Du côté de l'opposition, le sénateur UMP Jean-François Husson a estimé que « pour faire baisser le prix des lunettes, il ne serait pas indécent de ramener le taux de TVA de 20% à 5% ». « Une solution simple existe : des montures de série, a soutenu le parlementaire UMP et opticien Gérard Cornu. Le consommateur n'en veut pas... La main-d'oeuvre représente 60% du prix des lunettes. Son coût n'est pas le même en France qu'en Chine ou au Bangladesh. La baisse des prix par l'encouragement à se fournir à l'étranger, c'est très facile ! Et le Made in France ? », a-t-il interrogé.
EP sur ordonnance : un « obstacle » en moins
Pour tenir son objectif, le Gouvernement a donc trouvé un moyen de dépasser le principal obstacle à la vente des lunettes en ligne : demander aux ophtalmologistes d'inscrire l'EP sur l'ordonnance. Pourtant, certains sénateurs, comme Catherine Deroche (UMP), se sont opposés « à cette disposition introduite à la va-vite dans une loi de consommation. L'opticien ne réalise pas cette seule tâche : il adapte la monture ainsi que les verres à la morphologie du visage. On a besoin de lui pour des lunettes quand on peut se contenter d'Internet pour des liseuses ». « Disons-le clairement : la mesure de l'EP n'est pas un acte médical mais un acte technique, a insisté Gérard Cornu. On manque déjà d'ophtalmologistes et on va leur ajouter une tâche ? Franchement, que les vendeurs sur Internet assument les mêmes responsabilités que les opticiens ».
Pour Alain Fauconnier, « cet acte n'allongera pas le temps médical : il prend quelques minutes ; une fois dans la vie suffit et l'équipement coûte seulement quelques centaines d'euros.
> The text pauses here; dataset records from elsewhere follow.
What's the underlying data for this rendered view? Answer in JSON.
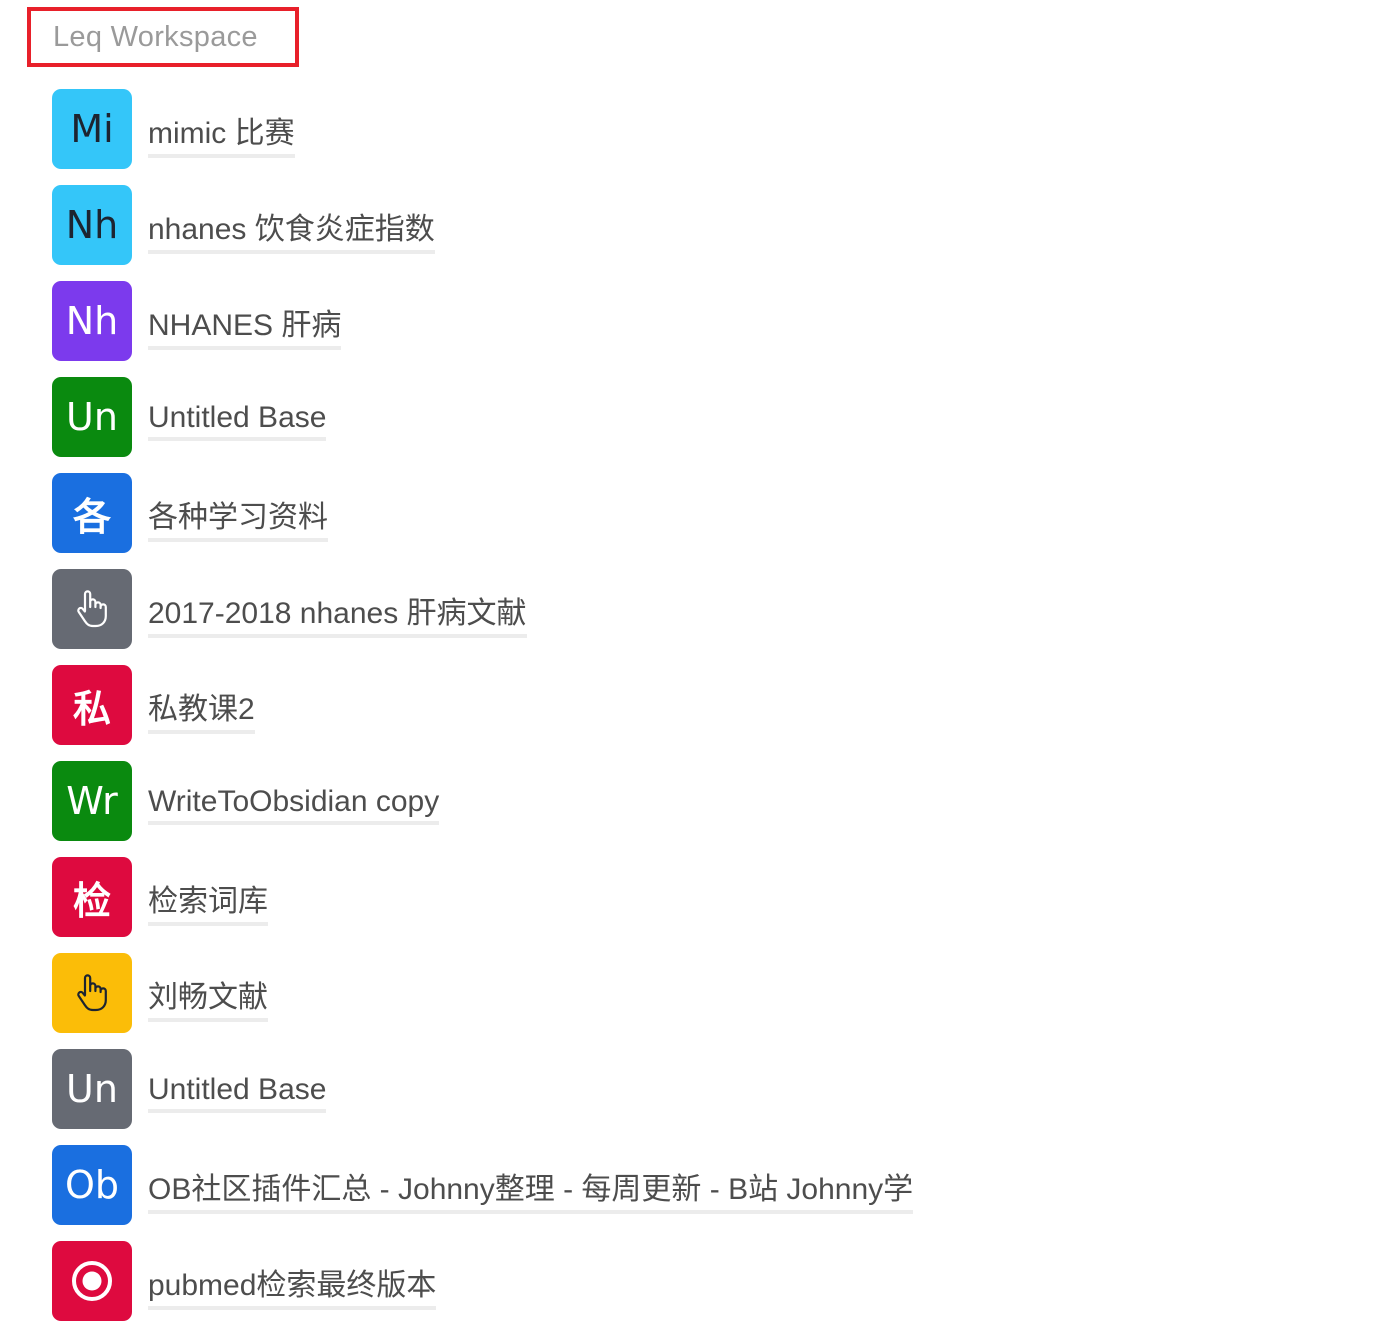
{
  "workspace": {
    "title": "Leq Workspace"
  },
  "bases": [
    {
      "name": "mimic 比赛",
      "icon_text": "Mi",
      "icon_color": "#34c6f9",
      "icon_text_color": "#1d2430"
    },
    {
      "name": "nhanes 饮食炎症指数",
      "icon_text": "Nh",
      "icon_color": "#34c6f9",
      "icon_text_color": "#1d2430"
    },
    {
      "name": "NHANES 肝病",
      "icon_text": "Nh",
      "icon_color": "#7c3aed",
      "icon_text_color": "#ffffff"
    },
    {
      "name": "Untitled Base",
      "icon_text": "Un",
      "icon_color": "#0a8a0f",
      "icon_text_color": "#ffffff"
    },
    {
      "name": "各种学习资料",
      "icon_text": "各",
      "icon_color": "#1a6fe0",
      "icon_text_color": "#ffffff"
    },
    {
      "name": "2017-2018 nhanes 肝病文献",
      "icon": "hand-pointer-icon",
      "icon_color": "#666a73",
      "icon_text_color": "#ffffff"
    },
    {
      "name": "私教课2",
      "icon_text": "私",
      "icon_color": "#de0a3f",
      "icon_text_color": "#ffffff"
    },
    {
      "name": "WriteToObsidian copy",
      "icon_text": "Wr",
      "icon_color": "#0a8a0f",
      "icon_text_color": "#ffffff"
    },
    {
      "name": "检索词库",
      "icon_text": "检",
      "icon_color": "#de0a3f",
      "icon_text_color": "#ffffff"
    },
    {
      "name": "刘畅文献",
      "icon": "hand-pointer-icon",
      "icon_color": "#fbbd08",
      "icon_text_color": "#1d2430"
    },
    {
      "name": "Untitled Base",
      "icon_text": "Un",
      "icon_color": "#666a73",
      "icon_text_color": "#ffffff"
    },
    {
      "name": "OB社区插件汇总 - Johnny整理 - 每周更新 - B站 Johnny学",
      "icon_text": "Ob",
      "icon_color": "#1a6fe0",
      "icon_text_color": "#ffffff"
    },
    {
      "name": "pubmed检索最终版本",
      "icon": "target-icon",
      "icon_color": "#de0a3f",
      "icon_text_color": "#ffffff"
    }
  ]
}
La commission a adopté un amendement leur accordant (aux ophtalmologistes, ndlr) un délai de six mois pour s'équiper ».
La validité de l'ordonnance restera de 3 ans
Enfin, si la Commission des affaires économiques du Sénat tenait à allonger la validité de l'ordonnance de 3 à 5 ans, un amendement déposé par le Gouvernement, et adopté par les sénateurs, a finalement supprimé la mesure du projet de loi. Pour Benoît Hamon, « l'aggravation d'une amétropie nécessitant un changement de verres correcteurs peut être le symptôme d'une pathologie que seul le médecin peut diagnostiquer ». « Si les délais d'obtention d'un rendez-vous chez un ophtalmologiste s'allongent, mieux vaut attendre six mois pour refaire ses lunettes que dix ans pour consulter », a estimé Catherine Deroche (UMP).
« Ne faisons rien qui soit susceptible de fragiliser la santé des patients, a insisté la sénatrice et présidente de la Commission des affaires sociales Annie David. Ils sont aussi clients et consommateurs, reste que la santé doit passer avant le coût des lunettes qui ne sont pas un produit comme un autre ». « Il a été question de la filière visuelle dans nos débats, n'oublions pas qu'elle compte aussi les orthoptistes et d'autres. Traitons plus sereinement ces questions », a demandé Catherine Génisson.
Pour conclure, Alain Fauconnier, qui souhaitait trouver un équilibre entre la délivrance de verres correcteurs soumise à une ordonnance et la durée de validité de la prescription médicale, a estimé que le texte est « déséquilibré ». Mais « nous avons réussi à faire baisser le prix des lunettes. Les consommateurs sortiront gagnants de cette histoire », s'est-il réjoui.
Reste à savoir si, à la suite d'une éventuelle saisine du Conseil constitutionnel, l'ensemble de ces mesures ne constituerait pas un « cavalier législatif » : c'est-à-dire qu'elles seraient sans lien avec l'objectif poursuivi par le projet de loi initial, et donc contraires à l'article 45 de la Constitution.